Our patient had no individual risk factors for S. aureus pneumonia and empyema except for the patients’ vaping behavior. The delirious effects of vaping added to S. aureus increased the virulence on exposure to ECVE resulted in her having a left empyema with multifocal necrotizing pneumonia. A PubMed literature review revealed no prior cases of MSSA necrotizing pneumonia after ECVE. Our case is the first in the medical literature. As explained above, ECVE induced pulmonary injury and subsequent BAL changes predispose an individual to bacterial and fungal infections. It is necessary to ask questions with regard to vaping in younger patients with pneumonia. It raises a question, should we cover for MSSA and MRSA in a young vaper with pneumonia admitted to the medical floor. The current guidelines recommend MSSA or MRSA coverage in a community-acquired bacterial pneumonia patient admitted to the intensive care unit only [12]. We suggest considering MSSA and MRSA coverage in a young patient with a vaping history if the clinical status does not improve in 48 hrs, and imaging studies indicate worsening pneumonia with complications. Our patient quit vaping and completed successful treatment with iv antibiotics, chest tube, and fibrinolytic. A recent study reveals an increasing change in attitudes about e-cigarettes and vaping product safety, which can be attributed to public education and media attention about EVALI [13].

4. Conclusion

S. aureus pneumonia in young adults is uncommon except in viral infections and patients with risk factors for invasive disease. It is crucial to detect the predisposition given the case fatality associated with necrotizing pneumonia in patients with no identifiable risk factors.
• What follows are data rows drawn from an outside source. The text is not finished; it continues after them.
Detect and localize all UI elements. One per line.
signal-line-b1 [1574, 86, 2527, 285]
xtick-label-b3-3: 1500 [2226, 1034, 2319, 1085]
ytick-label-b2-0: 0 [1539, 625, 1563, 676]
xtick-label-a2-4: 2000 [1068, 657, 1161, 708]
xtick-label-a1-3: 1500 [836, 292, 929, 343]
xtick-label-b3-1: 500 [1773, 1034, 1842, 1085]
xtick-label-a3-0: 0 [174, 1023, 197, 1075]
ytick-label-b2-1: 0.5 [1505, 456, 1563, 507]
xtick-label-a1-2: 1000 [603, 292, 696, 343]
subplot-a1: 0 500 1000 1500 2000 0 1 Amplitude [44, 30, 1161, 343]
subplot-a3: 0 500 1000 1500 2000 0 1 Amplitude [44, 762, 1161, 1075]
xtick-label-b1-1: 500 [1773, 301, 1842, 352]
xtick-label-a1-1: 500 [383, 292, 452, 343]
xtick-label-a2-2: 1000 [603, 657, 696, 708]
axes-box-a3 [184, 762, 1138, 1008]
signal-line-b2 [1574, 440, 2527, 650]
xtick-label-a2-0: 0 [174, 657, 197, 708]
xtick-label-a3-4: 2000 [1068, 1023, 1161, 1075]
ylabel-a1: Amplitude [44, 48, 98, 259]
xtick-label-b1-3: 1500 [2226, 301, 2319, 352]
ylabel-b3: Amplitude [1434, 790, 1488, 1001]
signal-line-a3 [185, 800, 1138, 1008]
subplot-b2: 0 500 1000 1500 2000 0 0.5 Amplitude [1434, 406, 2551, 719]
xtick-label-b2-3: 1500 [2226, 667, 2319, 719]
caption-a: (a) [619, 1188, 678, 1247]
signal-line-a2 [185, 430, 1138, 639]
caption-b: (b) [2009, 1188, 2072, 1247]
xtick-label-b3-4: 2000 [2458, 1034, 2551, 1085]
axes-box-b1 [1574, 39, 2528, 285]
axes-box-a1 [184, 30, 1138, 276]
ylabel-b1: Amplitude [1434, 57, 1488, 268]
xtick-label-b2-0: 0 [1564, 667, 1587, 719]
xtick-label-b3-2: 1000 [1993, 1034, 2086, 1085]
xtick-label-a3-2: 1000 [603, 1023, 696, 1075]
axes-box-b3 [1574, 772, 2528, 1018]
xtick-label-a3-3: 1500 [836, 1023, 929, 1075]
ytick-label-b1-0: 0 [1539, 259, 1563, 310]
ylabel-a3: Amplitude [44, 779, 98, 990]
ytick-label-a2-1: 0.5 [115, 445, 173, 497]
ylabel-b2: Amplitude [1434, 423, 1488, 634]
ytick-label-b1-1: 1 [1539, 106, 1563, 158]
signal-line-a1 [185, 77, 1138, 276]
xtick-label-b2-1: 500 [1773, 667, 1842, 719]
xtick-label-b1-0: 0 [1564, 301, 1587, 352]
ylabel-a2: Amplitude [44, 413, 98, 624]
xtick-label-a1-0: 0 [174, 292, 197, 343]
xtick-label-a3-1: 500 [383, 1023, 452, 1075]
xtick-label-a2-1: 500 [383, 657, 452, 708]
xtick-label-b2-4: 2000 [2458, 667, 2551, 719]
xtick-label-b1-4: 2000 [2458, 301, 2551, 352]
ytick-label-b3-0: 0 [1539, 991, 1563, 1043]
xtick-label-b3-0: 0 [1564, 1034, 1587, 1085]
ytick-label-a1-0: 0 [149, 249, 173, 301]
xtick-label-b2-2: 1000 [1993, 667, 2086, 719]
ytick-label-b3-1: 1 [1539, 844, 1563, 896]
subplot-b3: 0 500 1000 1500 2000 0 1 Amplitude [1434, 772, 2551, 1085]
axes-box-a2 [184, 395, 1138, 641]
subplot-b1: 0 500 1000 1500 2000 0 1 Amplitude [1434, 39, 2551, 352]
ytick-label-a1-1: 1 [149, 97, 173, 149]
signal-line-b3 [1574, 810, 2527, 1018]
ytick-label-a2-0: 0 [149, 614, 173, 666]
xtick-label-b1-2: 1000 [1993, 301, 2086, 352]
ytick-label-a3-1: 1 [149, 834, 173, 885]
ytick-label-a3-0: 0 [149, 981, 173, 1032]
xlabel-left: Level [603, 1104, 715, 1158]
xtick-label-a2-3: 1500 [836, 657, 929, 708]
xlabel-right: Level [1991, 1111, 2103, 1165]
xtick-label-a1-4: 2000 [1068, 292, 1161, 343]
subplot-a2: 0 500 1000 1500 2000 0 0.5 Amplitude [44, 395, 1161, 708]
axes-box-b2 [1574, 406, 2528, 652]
This case unravels the importance of obtaining an excellent clinical history at admission regarding the patient’s history of smoking and recreational substance abuse. It has become prudent to inquire about vaping exposure, particularly among younger patients with pneumonia. This case also highlights the fact that vaping causes structural lung injury and predisposes to bacterial infections. We believe that S. aureus pneumonia among e-cigarette users is underreported and encourage more reporting of pneumonia from ECVE.

Data Availability

The data used to support this study are available within the article.

Patient consent was obtained from the patient for this case report.

Conflicts of Interest

The authors declare that they have no conflicts of interest.